IPRI-Africa has announced partial scholarship opportunities for three upcoming courses: 1. "Negotiations, Drafting and Management of Contracts"- July 10-14, 2017; 2. “Intellectual Property Law and Practice in the World Today" - Aug 1-5, 2017; and 3. "Mediation, Arbitration and ADRs" - Aug 7-11, 2017. The courses are being held in Kampala, Uganda and cover up to half of the full $1200 tuition fees including lunch, tea, refreshments, receptions, IPRI-Africa certification, course materials (soft and hard copy), and links to legal updates. It does not include airfare or accommodation.

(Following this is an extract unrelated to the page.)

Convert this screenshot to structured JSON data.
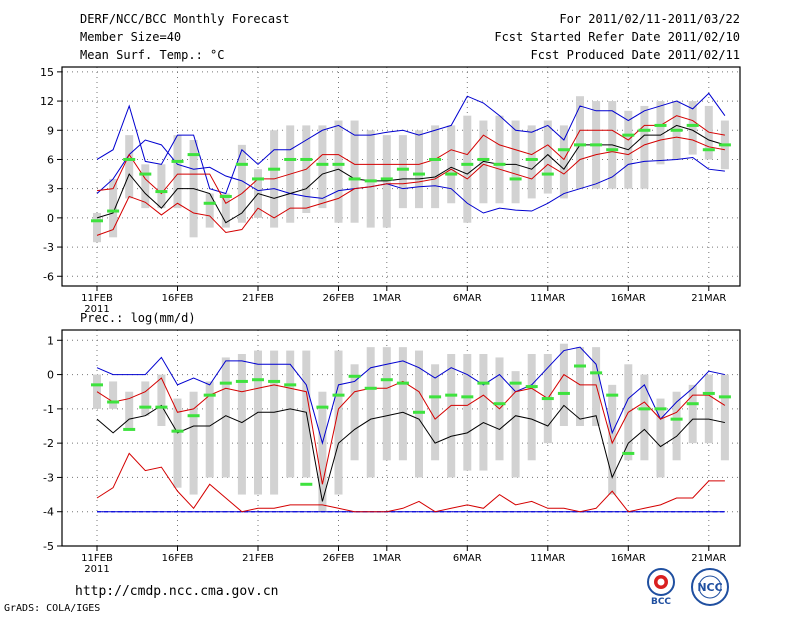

The Shuttleworth Foundation offers fellowships to individuals to implement their innovative idea for social change. They are most interested in exceptional ideas at the intersection between technology, knowledge and learning, with openness being the key requirement. Applications are invited from people from all over the world regardless of gender, age, nationality or experiences. The Foundation invite individuals with a fresh approach to solving a social challenge, using openness, to apply.
IXminusY supports social movements, action groups and change makers who are fighting for a fair, democratic, sustainable and tolerant world. Projects that are supported by XminusY can take place on a broad variety of topics. But more important than the topic, is that the people involved take action themselves to change their own society. An application needs to have background information, concrete data, your planned activities and a detailed budget up to 3,000 euros. XminY doesn't support conferences, seminars, debates or other meetings unless they clearly aim to prepare for actions. In Africa, XminY only supports groups that can supply at least two references from other organisations or individuals.